The next day we flew to Shanghai.
It was on the plane that I spent two hours engrossed in Jon Swain’s River of Time, which I have reviewed elsewhere. But it is one of the most powerful books I have ever read. And it evoked such a rich sense of East Asia and the Indochinese Peninsula, so much so that I have applied for a school grant to travel to Vietnam in the summer to volunteer in Hanoi. But as we descended into Shanghai, as I mentioned before, it was like descending into a different country. My expectations of the city were already very high indeed, however, they were utterly shattered. Driving though the city that night convinced me that this was one of the most visually arresting cities in the world. It was like Coruscant. It is split into east and west by the river, Puxi and Pudong. The former is apparently more developed but the financial sector lies in the latter. It is a city full of skyscrapers but the financial sector is simply astonishing – buildings all built in the last decade or so. Going to the top of the Pearl Tower, one of the most iconic landmarks in all of China, was just brilliant. There is a glass floor on the outer walkway at the top so you can pretend you’re hovering over the city like Supergirl. Stay away if you’re scared of heights!
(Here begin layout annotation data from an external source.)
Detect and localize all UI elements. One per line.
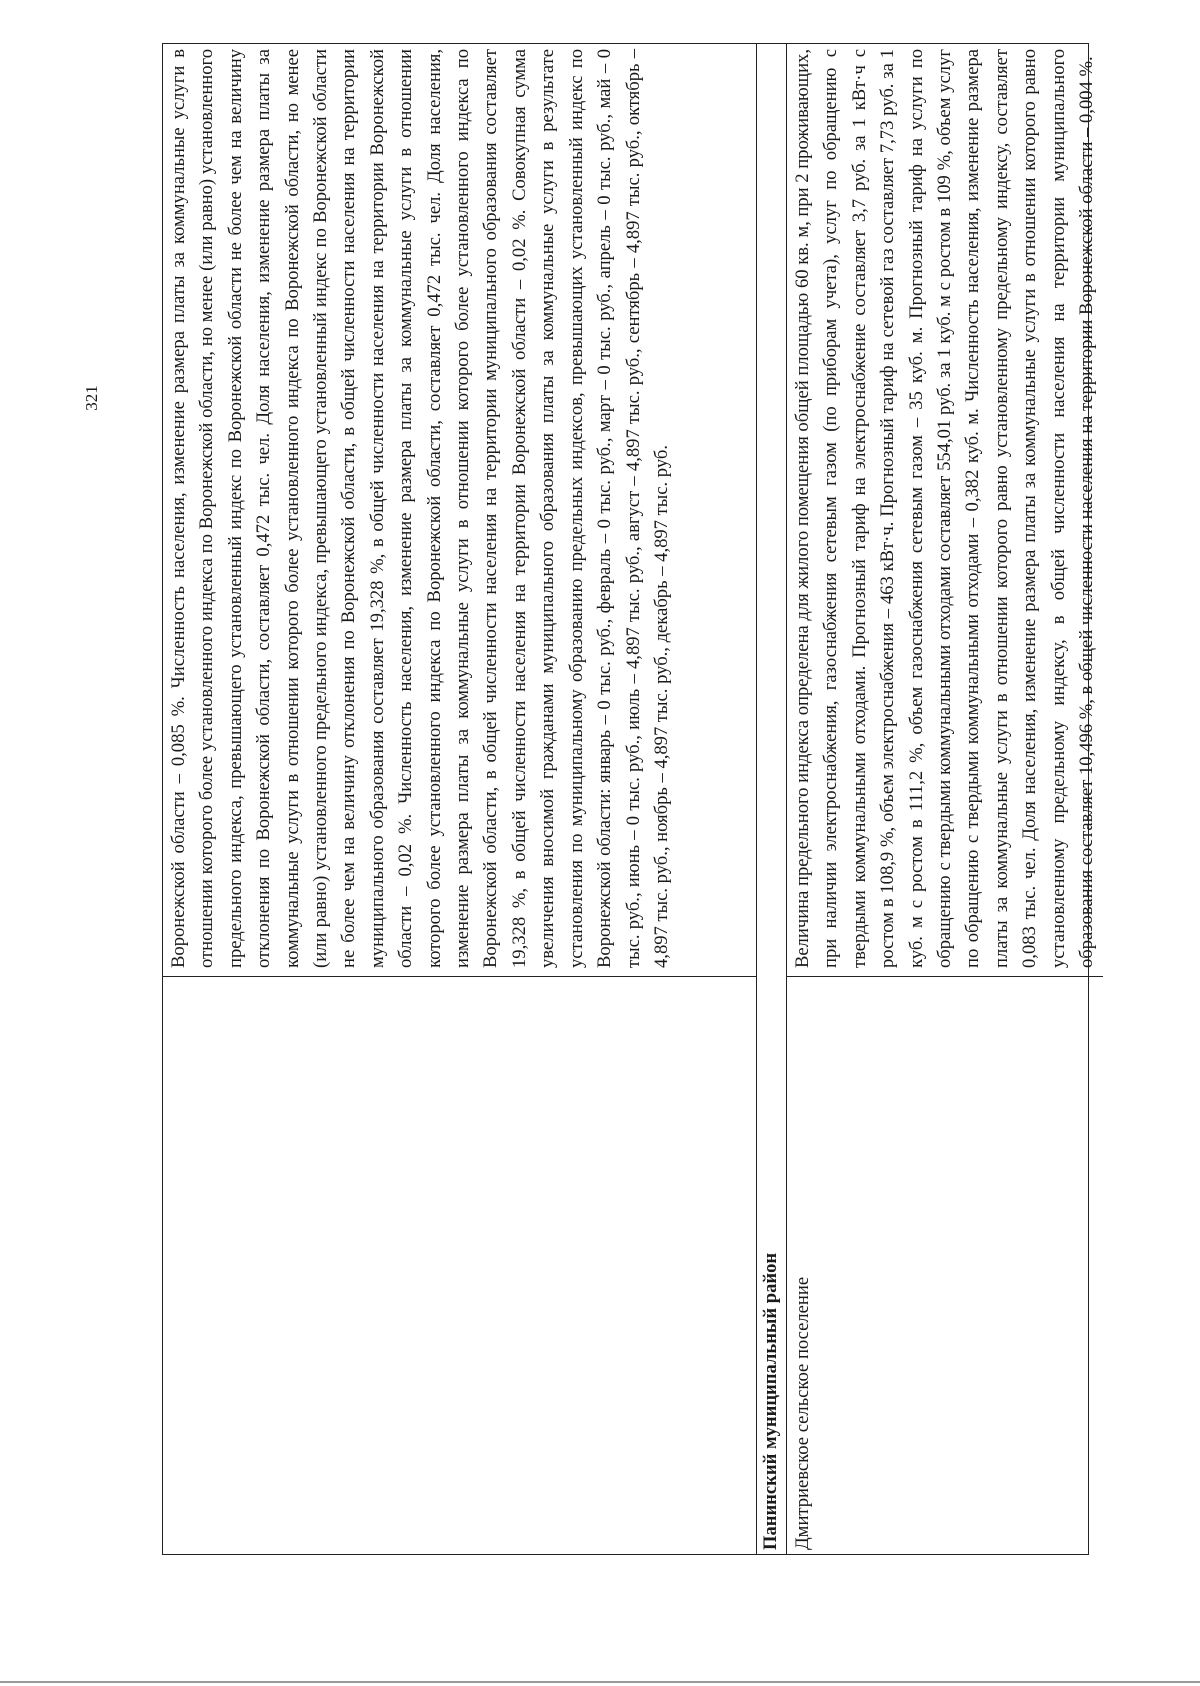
tariff-table [162, 43, 1098, 1555]
table-row [786, 44, 1103, 1554]
municipality-cell: Дмитриевское сельское поселение [787, 976, 1103, 1554]
table-row [163, 44, 756, 1554]
scan-edge-line [0, 1681, 1200, 1683]
municipality-cell [163, 976, 756, 1554]
section-header-row: Панинский муниципальный район [756, 44, 786, 1554]
rotated-table-frame [162, 43, 1098, 1555]
page-number: 321 [82, 385, 101, 411]
description-cell: Величина предельного индекса определена для жилого помещения общей площадью 60 кв. м, при 2 проживающих, при наличии электроснабжения, газоснабжения сетевым газом (по приборам учета), услуг по обращению с твердыми коммунальными отходами. Прогнозный тариф на электроснабжение составляет 3,7 руб. за 1 кВт·ч с ростом в 108,9 %, объем электроснабжения – 463 кВт·ч. Прогнозный тариф на сетевой газ составляет 7,73 руб. за 1 куб. м с ростом в 111,2 %, объем газоснабжения сетевым газом – 35 куб. м. Прогнозный тариф на услуги по обращению с твердыми коммунальными отходами составляет 554,01 руб. за 1 куб. м с ростом в 109 %, объем услуг по обращению с твердыми коммунальными отходами – 0,382 куб. м. Численность населения, изменение размера платы за коммунальные услуги в отношении которого равно установленному предельному индексу, составляет 0,083 тыс. чел. Доля населения, изменение размера платы за коммунальные услуги в отношении которого равно установленному предельному индексу, в общей численности населения на территории муниципального образования составляет 10,496 %, в общей численности населения на территории Воронежской области – 0,004 %. [792, 49, 1098, 968]
description-cell: Воронежской области – 0,085 %. Численность населения, изменение размера платы за коммунальные услуги в отношении которого более установленного индекса по Воронежской области, но менее (или равно) установленного предельного индекса, превышающего установленный индекс по Воронежской области не более чем на величину отклонения по Воронежской области, составляет 0,472 тыс. чел. Доля населения, изменение размера платы за коммунальные услуги в отношении которого более установленного индекса по Воронежской области, но менее (или равно) установленного предельного индекса, превышающего установленный индекс по Воронежской области не более чем на величину отклонения по Воронежской области, в общей численности населения на территории муниципального образования составляет 19,328 %, в общей численности населения на территории Воронежской области – 0,02 %. Численность населения, изменение размера платы за коммунальные услуги в отношении которого более установленного индекса по Воронежской области, составляет 0,472 тыс. чел. Доля населения, изменение размера платы за коммунальные услуги в отношении которого более установленного индекса по Воронежской области, в общей численности населения на территории муниципального образования составляет 19,328 %, в общей численности населения на территории Воронежской области – 0,02 %. Совокупная сумма увеличения вносимой гражданами муниципального образования платы за коммунальные услуги в результате установления по муниципальному образованию предельных индексов, превышающих установленный индекс по Воронежской области: январь – 0 тыс. руб., февраль – 0 тыс. руб., март – 0 тыс. руб., апрель – 0 тыс. руб., май – 0 тыс. руб., июнь – 0 тыс. руб., июль – 4,897 тыс. руб., август – 4,897 тыс. руб., сентябрь – 4,897 тыс. руб., октябрь – 4,897 тыс. руб., ноябрь – 4,897 тыс. руб., декабрь – 4,897 тыс. руб. [168, 49, 672, 968]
The sprawling model of Shanghai in the Urban Planning Museum beat the one in Beijing easily. It was all those dazzling lights! Again, this museum’s dominant theme was industrial progression. It’s a four-floored building with bright futuristic displays, all advocating how eco-friendly Shanghai is with all its new development plans. The first thing I saw on walking out of the building was an elderly woman with a stick in worn clothes, pushing a tin at me as she begged for money. The disparity reminded me of my first trip to London earlier this year.
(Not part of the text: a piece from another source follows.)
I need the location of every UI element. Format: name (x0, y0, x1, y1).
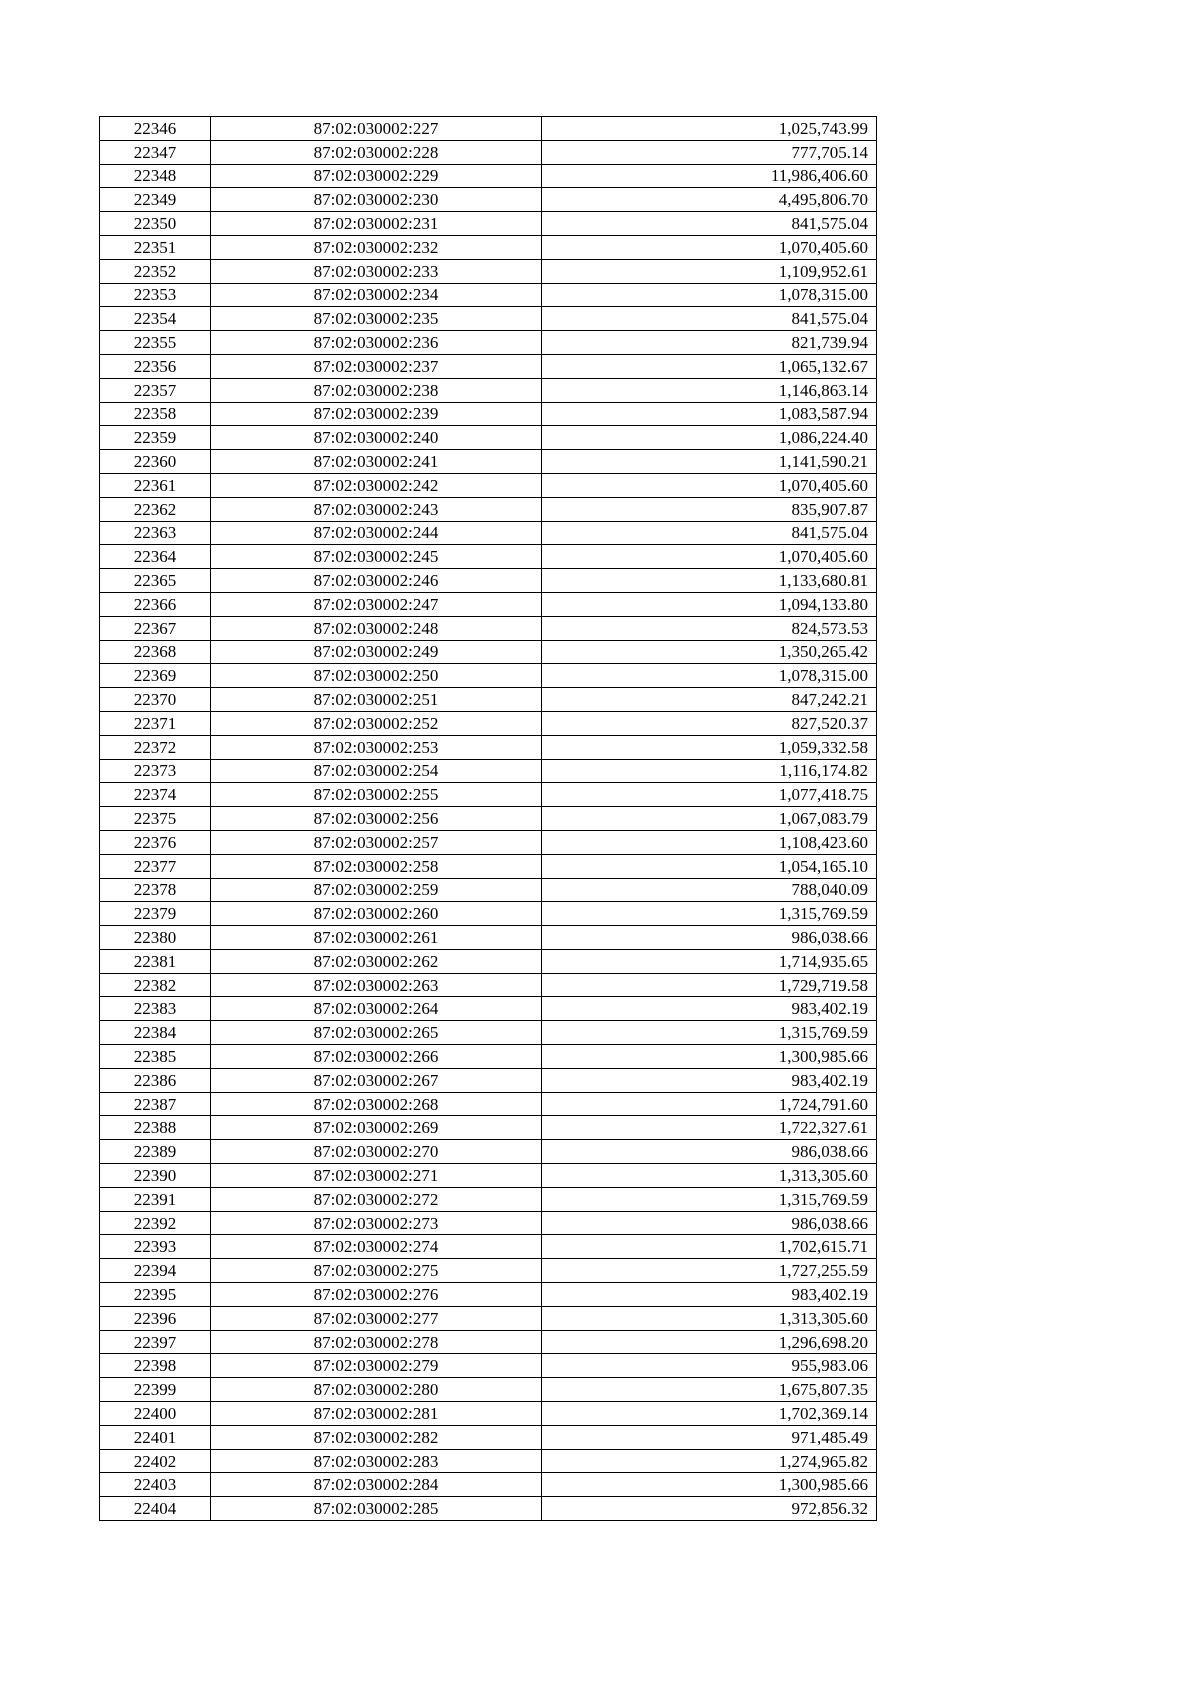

In Shanghai we also saw Nanjing Road, the beautiful Yu Gardens, like a little utopia in the middle of the city, as well as the riverside walk of the bund, and the quaint French Concession. The local markets were claustrophobic, intensely colourful, very overwhelming, and overflowing with people. The salespeople were the most dedicated I have ever seen, some indeed frighteningly so. At the knock-off markets, the handbag vendors were the most anxiety-inducing. They genuinely dragged us into their stalls, which had many hidden corridors of handbags, then opened a hidden door of handbags and locked us inside a handbag-lined cupboard until we bought a handbag. Haggling becomes very intimidating when you’re robbed of the ability to walk away! I was properly ripped off several times until I got the hang of it. We also had the pleasure of seeing an acrobatics show. Acts included free-runners in tights who did mind-blowing tricks on a gigantic rotating wheel, seven mad motor-bikers who all drove around and around a tiny caged ball at the same time, and a man in a small boat who balanced on an assortment of items while he flipped dishes, forks and spoons from his foot onto his head.
But at the end of the eighth day it was time to leave.
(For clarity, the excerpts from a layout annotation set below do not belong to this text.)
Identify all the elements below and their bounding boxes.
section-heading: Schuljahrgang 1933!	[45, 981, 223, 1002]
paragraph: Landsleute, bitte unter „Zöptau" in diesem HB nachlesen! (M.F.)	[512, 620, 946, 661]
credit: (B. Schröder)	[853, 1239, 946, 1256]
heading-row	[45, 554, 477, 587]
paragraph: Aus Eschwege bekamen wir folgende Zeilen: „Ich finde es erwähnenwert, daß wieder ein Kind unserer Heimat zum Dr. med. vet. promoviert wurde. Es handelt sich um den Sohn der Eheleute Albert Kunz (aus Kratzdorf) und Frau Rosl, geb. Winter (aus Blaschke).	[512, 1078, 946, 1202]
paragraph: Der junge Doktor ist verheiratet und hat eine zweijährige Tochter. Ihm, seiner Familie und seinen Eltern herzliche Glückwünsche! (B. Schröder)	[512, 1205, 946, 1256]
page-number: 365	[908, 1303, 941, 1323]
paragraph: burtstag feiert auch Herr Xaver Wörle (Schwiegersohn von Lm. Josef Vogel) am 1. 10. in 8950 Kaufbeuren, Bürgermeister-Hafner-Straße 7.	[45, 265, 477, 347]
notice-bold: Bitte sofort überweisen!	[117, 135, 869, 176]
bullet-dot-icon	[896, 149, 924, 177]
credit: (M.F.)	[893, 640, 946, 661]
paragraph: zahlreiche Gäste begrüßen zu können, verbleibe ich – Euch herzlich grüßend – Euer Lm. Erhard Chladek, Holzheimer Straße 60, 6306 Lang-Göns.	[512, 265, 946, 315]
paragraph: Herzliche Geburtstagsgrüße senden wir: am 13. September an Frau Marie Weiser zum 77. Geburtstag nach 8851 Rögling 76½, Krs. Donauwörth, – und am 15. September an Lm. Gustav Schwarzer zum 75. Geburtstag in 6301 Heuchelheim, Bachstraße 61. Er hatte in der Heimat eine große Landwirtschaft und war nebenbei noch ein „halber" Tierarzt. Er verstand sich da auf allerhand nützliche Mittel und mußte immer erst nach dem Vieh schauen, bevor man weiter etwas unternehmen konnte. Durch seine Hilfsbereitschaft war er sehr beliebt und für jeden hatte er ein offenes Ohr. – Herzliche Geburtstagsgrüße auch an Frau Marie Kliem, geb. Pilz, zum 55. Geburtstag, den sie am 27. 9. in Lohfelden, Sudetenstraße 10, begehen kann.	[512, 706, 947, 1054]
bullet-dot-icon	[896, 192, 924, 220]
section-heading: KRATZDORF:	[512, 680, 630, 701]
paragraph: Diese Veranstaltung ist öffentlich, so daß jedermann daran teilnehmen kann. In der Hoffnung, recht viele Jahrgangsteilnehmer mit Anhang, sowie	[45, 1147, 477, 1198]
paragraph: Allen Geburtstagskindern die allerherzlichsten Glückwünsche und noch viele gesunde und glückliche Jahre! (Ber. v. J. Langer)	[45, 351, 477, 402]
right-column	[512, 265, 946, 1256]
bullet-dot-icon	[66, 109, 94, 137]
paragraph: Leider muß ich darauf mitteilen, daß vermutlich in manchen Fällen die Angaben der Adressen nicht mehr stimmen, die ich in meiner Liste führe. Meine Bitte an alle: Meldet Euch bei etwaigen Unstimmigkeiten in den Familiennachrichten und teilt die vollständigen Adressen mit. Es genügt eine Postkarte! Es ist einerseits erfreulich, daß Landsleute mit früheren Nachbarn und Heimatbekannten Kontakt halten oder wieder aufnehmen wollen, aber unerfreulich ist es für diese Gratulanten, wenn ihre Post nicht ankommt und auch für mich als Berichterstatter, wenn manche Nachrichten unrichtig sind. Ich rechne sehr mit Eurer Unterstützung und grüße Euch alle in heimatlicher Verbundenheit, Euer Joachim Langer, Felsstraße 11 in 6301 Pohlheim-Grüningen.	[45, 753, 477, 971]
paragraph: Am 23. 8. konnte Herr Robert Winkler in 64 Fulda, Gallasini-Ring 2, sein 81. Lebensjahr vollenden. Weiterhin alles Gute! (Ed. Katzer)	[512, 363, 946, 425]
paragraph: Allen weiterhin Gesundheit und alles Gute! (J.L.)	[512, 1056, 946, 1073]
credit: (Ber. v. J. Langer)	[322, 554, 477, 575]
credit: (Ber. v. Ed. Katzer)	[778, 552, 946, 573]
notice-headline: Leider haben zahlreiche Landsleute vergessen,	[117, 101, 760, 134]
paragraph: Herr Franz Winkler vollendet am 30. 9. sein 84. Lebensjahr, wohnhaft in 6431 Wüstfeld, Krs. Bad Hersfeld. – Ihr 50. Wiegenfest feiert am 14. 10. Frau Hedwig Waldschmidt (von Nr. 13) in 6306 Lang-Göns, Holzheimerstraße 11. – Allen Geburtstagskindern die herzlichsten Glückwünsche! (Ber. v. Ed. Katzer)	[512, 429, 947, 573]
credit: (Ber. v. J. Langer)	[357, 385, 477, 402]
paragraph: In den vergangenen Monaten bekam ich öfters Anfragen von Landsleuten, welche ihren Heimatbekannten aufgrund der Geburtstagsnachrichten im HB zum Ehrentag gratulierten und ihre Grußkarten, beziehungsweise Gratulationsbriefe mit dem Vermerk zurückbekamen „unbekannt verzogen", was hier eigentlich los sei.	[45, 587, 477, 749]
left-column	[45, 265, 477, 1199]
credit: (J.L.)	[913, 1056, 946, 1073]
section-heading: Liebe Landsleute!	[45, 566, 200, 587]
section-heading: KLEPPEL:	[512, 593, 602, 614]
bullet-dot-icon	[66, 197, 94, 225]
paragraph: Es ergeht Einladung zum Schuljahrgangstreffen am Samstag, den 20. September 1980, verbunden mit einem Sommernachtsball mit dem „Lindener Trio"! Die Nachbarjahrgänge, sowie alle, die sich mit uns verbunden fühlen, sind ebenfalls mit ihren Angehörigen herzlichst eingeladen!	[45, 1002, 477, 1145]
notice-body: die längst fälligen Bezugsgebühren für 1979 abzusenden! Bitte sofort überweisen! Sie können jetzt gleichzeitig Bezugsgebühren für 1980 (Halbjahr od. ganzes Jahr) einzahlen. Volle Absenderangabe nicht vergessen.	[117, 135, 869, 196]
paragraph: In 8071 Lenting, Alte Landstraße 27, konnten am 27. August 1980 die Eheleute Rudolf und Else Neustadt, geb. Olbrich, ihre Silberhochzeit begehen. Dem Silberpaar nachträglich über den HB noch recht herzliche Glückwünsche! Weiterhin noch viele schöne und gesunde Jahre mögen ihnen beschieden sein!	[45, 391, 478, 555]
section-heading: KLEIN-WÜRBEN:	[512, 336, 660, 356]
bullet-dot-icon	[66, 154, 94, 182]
I don’t think I’ll ever fully comprehend and process the enormity of the privilege of this trip. I definitely want to come back one day and to learn more about the history and the people and the language (now I have HSK 1 under my belt!), especially in Western China.
It’s also thrown two facts into glaringly stark relief:
- Just how narrow my experiences have been thus far, even as someone who lived in four countries across two continents before the age of 7.
- Just how warped and rudimentary my education has been thus far. I feel like a newly-emerged butterfly realising its entire world was only a chrysalis. A pebble on a planet.
I hope to at least begin to redress this deficit in the years to come.
Generally can’t believe I ever thought I was certain of anything. Seems certainty was a childhood delusion I’m glad to have shed.
In the words of 李白 (Li Bai) or 青蓮居士 (Qinglian Jushi), one of China’s greatest writers of the 8th century – the Golden Age of Chinese Poetry in the Tang dynasty:
雲 想 衣 裳 花 想 容
春 風 拂 檻 露 華 濃
若 非 群 玉 山 頭 見
會 向 瑤 臺 月下 逢I want to believe that
Her clothes are a cloud, her dress a flower that
I could hold in the palm of my hand, and
That the wind of Spring will brush away the dazzling dew
So, that I might see the peak of Jade Mountain
From the platform of a heavenly paradise.